Let $C_{N}$ be the positively oriented simple closed contour which is the boundary of the square centered at $0$ of width $2N+1$. I'll leave it to you to work out the details of how there is a constant $M$ independent of $N > 0$ such that $$ \left|\frac{e^{-i\lambda x}}{e^{-2\pi i\lambda}-1}\right| \le M, \;\;\; 0 \le x \le 2\pi,\;\; \lambda \in C_{N}. $$ Then, for any $\lambda' \in \mathbb{C}$, there is $N'$ such that $\lambda'$ is inside $C_N$ for $N\ge N'$, and $$ F(\lambda') = \frac{1}{2\pi}\oint_{C_{N}}\frac{F(\lambda)}{\lambda-\lambda'}d\lambda,\;\;\; N \ge N'. $$ Using the uniform boundedness of $F$ on all $C_{N}$, you can take a limit of the above as $N\rightarrow \infty$ in order to show that $F$ is uniformly bounded everywhere in the plane. Hence $F$ is a constant by Liouville's theorem.

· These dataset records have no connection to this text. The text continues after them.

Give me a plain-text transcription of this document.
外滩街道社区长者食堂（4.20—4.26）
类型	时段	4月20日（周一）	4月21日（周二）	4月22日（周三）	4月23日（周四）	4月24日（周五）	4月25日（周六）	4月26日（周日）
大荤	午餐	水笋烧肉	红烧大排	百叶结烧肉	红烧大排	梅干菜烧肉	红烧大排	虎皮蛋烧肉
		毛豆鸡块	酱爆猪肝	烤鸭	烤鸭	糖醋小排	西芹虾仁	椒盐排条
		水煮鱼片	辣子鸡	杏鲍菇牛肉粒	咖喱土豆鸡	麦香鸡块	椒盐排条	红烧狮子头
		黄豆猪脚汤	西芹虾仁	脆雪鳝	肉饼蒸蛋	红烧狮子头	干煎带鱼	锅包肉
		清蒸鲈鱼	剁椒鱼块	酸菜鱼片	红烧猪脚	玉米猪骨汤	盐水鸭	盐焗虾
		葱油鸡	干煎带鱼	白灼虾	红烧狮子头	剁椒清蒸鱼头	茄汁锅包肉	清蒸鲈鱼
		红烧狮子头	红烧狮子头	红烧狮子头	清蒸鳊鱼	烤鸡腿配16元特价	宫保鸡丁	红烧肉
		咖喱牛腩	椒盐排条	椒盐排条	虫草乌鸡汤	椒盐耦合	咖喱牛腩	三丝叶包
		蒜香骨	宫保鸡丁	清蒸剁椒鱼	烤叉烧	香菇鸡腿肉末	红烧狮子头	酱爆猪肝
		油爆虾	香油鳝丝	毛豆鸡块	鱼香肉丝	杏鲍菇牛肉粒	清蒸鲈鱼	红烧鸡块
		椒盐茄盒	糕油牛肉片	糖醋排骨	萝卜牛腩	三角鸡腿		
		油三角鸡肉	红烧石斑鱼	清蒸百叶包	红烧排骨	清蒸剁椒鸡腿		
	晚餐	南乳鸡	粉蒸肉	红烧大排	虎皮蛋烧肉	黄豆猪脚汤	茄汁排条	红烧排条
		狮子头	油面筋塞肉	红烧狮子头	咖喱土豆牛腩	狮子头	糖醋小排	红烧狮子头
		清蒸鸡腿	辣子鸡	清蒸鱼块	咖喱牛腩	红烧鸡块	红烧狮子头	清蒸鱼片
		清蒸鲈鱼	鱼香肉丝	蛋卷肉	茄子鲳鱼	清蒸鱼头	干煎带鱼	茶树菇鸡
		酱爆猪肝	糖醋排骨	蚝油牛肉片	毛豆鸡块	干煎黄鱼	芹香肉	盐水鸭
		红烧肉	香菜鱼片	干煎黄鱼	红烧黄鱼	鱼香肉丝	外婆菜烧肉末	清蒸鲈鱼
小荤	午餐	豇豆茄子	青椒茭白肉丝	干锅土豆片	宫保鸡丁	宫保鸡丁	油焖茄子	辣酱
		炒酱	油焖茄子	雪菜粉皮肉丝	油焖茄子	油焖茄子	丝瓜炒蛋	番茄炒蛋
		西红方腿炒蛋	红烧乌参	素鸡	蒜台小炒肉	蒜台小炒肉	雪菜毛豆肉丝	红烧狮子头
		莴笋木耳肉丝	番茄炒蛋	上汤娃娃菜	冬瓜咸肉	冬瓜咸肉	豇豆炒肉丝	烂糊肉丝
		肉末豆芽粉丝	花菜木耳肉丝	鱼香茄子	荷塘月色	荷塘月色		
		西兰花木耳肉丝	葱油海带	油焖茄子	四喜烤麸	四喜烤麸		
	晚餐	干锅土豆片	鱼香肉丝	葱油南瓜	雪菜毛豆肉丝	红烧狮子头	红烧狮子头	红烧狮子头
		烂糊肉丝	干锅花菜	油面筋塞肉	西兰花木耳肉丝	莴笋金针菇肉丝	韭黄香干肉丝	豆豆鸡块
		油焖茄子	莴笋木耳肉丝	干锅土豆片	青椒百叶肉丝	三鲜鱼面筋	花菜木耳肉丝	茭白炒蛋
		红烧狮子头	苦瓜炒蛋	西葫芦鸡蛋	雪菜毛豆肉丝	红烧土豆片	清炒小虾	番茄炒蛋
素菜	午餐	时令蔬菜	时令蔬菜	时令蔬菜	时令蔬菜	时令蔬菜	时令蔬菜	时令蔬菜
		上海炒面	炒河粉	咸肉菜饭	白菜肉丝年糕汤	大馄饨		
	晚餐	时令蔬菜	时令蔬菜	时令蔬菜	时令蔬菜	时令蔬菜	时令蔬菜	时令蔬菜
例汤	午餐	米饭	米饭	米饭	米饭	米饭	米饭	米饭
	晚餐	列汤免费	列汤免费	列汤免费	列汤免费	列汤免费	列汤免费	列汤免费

Therefore, there is a constant $C$ such that $$ \int_{0}^{2\pi}f(x)e^{-i\lambda x}dx = C(1-e^{-2\pi i\lambda}), \;\;\; \lambda \in \mathbb{C}. $$ Set $\lambda = -ir$ and let $r\rightarrow\infty$ to determine the constant: $$ \lim_{r\rightarrow\infty}\int_{0}^{2\pi}f(x)e^{-rx}dx = \lim_{r\rightarrow\infty}C(1-e^{-2\pi rx}) \\ 0 = C. $$ Therefore, $$ \int_{0}^{2\pi}f(x)e^{-i\lambda x}dx = 0,\;\;\;\lambda\in\mathbb{C}. $$ That means you can take all orders of derivatives at $\lambda=0$ and also get $0$: $$ 0= \left.\frac{d^{n}}{d\lambda^{n}}\int_{0}^{2\pi}f(x)e^{-i\lambda x}dx\right|_{\lambda = 0} = (-i)^{n}\int_{0}^{2\pi}f(x)x^{n}dx. $$ So $f$ must be $0$ a.e. because the polynomials are dense in $L^{2}$.